The unions will take the sector by sector, region by region nature of the individual attacks and try to keep the response separated by sector and region. Workers must resist this division, and go beyond the legal and union framework designed to sap the vigour from their struggle, and answer it with a united struggle. To do this, they must run their own fight with mass meetings, open to the whole of the class, and no longer divided by sector and or union.
The one component which falls outside of the piecemeal strategy is the VAT increase. To answer this, the working class needs to develop a political response, which can be the first step towards the revival of a working class for itself, striving to change overthrow a system in which it is a mere economic resource to be exploited alongside the others.Lemmet
(1) In Woody Allen’s film Zelig, Leonard Zelig is so lacking in self-esteem that he takes on the character, and even appearance, of those around him.
(2) There are some complications here - the deregulation of the banking sector encouraged the growth of fictitious capital which gave the capitalist system the appearance of relative health. The current recession is caused more by the underlying reality bursting through the surface appearance of things, that is, a failure of the banking cure for capitalism’s fundamental crisis rather than a crisis caused by the banks.
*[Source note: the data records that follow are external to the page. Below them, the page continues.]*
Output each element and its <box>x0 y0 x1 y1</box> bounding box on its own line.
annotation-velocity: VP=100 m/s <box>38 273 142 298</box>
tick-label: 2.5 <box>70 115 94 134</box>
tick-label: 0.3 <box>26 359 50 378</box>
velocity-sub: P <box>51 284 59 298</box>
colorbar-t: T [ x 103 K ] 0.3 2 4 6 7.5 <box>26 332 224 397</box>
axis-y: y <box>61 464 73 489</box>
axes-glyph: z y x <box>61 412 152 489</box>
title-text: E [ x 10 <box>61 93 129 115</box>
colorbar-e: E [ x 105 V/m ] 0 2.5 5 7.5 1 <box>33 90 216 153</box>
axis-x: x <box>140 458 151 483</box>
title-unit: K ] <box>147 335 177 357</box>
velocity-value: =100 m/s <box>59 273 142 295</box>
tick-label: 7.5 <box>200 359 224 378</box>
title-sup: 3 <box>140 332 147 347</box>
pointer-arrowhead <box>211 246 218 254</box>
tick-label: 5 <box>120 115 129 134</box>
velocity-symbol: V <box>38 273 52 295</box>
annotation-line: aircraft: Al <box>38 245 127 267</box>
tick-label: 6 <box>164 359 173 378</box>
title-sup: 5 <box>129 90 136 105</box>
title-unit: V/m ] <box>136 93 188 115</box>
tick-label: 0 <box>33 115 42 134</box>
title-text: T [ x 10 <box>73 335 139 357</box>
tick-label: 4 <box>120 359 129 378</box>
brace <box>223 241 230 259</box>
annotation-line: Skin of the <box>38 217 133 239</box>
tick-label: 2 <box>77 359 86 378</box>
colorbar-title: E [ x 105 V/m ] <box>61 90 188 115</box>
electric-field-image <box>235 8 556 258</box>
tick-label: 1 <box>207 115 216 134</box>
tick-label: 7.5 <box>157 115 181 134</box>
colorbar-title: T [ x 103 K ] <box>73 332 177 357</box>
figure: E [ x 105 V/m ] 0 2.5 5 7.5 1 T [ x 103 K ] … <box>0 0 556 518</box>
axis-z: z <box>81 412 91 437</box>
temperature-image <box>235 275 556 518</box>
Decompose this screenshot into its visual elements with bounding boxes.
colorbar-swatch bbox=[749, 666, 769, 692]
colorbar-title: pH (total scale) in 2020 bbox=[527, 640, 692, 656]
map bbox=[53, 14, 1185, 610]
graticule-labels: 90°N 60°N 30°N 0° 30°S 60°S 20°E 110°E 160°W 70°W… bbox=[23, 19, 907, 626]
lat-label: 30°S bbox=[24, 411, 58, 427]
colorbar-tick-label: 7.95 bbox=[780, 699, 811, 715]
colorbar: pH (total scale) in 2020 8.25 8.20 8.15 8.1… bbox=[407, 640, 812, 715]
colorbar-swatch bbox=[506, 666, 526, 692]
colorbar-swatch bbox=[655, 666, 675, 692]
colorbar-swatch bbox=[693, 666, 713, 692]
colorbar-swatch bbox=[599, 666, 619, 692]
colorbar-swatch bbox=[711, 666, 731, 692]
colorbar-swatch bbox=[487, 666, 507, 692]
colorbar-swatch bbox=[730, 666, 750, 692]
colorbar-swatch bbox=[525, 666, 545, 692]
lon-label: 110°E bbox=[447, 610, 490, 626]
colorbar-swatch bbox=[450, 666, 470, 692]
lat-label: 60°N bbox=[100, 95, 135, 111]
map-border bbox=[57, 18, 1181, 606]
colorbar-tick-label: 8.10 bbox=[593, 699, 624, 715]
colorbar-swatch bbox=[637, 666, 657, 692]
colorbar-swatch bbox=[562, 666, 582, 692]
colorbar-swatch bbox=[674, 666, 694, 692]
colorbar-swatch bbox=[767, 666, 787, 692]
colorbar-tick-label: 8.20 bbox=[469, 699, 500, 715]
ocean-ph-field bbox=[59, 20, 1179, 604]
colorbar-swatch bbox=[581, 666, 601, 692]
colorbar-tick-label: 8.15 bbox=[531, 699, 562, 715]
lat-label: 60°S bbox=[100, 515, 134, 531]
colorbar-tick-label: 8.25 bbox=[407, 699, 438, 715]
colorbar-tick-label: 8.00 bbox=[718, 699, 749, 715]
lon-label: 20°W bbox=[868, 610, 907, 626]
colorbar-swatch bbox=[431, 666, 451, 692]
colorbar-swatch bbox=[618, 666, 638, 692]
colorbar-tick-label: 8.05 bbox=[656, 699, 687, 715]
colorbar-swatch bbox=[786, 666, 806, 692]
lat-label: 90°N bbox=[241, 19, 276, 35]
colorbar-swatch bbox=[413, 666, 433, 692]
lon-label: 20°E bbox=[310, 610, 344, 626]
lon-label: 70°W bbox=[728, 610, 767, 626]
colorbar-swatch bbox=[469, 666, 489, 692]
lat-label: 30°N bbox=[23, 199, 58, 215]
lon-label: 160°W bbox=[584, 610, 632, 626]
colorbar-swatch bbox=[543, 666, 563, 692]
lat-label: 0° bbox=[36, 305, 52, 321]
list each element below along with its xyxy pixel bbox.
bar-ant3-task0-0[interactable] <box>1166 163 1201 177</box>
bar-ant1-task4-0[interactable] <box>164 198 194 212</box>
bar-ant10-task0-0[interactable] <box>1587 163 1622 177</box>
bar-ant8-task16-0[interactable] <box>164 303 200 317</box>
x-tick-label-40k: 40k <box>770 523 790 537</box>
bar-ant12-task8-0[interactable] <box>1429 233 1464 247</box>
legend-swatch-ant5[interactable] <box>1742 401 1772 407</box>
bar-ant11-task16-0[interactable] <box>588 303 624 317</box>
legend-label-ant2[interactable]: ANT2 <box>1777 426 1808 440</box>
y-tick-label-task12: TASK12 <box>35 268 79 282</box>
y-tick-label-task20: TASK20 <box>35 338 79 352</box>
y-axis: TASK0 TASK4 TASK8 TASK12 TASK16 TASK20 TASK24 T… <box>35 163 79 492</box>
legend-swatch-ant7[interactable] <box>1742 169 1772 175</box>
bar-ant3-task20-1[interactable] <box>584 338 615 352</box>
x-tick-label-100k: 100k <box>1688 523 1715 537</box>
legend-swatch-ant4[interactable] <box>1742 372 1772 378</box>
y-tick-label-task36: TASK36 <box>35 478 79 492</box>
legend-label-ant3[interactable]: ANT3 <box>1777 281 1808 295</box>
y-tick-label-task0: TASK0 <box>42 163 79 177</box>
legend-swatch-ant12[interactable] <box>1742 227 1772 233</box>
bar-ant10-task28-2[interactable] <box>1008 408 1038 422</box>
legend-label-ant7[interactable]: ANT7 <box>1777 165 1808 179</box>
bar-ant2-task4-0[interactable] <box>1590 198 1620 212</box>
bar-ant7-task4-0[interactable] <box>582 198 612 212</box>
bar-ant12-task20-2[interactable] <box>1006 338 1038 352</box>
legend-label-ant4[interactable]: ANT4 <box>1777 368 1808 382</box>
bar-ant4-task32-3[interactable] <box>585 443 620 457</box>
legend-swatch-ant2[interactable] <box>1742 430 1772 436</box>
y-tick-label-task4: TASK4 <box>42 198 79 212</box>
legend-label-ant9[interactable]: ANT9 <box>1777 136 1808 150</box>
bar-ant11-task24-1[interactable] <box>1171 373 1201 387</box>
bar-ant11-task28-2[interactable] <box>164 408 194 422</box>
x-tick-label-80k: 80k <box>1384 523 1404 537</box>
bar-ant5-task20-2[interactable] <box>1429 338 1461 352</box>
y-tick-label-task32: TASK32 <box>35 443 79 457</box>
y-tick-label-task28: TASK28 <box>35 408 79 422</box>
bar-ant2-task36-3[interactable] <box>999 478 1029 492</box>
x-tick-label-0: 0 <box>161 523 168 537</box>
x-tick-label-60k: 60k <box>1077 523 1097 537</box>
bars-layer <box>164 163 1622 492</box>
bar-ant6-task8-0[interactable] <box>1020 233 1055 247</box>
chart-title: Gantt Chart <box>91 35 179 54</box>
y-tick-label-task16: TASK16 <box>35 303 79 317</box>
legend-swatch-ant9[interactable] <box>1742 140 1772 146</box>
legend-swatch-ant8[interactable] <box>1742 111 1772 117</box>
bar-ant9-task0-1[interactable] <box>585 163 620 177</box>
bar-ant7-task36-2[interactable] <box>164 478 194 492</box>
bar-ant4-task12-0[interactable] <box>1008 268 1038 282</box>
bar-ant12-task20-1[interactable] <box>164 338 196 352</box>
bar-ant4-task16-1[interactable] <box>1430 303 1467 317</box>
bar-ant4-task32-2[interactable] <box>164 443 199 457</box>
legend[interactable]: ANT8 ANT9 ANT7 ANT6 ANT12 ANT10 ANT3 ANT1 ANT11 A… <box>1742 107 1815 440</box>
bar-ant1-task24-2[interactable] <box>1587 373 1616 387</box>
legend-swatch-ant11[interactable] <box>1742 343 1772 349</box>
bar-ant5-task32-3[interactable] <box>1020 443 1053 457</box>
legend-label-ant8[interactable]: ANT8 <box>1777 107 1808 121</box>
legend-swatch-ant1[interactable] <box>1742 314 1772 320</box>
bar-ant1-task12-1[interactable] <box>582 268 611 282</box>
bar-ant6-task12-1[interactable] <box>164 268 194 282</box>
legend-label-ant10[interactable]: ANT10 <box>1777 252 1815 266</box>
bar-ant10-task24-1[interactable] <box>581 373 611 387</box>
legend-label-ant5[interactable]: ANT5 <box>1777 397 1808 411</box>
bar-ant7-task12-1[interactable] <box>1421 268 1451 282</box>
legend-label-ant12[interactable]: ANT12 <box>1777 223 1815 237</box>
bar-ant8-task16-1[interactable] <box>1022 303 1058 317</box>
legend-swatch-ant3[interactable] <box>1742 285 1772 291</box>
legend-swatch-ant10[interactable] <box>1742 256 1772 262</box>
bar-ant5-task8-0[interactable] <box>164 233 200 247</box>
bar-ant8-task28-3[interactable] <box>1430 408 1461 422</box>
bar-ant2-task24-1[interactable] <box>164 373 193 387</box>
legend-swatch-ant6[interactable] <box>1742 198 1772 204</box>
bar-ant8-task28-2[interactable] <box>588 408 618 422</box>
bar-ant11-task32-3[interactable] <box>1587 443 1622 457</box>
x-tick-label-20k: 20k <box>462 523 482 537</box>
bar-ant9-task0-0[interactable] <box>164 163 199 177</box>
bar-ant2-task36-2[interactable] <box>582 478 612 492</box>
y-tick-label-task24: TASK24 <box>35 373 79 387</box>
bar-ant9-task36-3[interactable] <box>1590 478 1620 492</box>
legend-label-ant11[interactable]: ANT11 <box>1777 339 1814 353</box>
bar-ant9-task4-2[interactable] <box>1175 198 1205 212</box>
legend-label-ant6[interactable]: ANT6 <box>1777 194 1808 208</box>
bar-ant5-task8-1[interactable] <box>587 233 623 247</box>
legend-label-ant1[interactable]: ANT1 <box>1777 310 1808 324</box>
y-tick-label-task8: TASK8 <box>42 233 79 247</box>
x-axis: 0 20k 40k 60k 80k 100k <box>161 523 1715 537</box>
(3) The more expensive items in the “basket” of goods used to calculate inflation tend to be more stable in price, so the poorer you are, the more your “basket” goes up in price - net result, the workers are hit harder…
(4) 37% of the electorate, compared with the 36% that the government parties got together in the General Election and the 25.5% the Tories got.
(5) The poorer you are, the more of your expenditure tends to be on non-zero rated goods - net result, the workers are hit harder… There may be a theme developing here.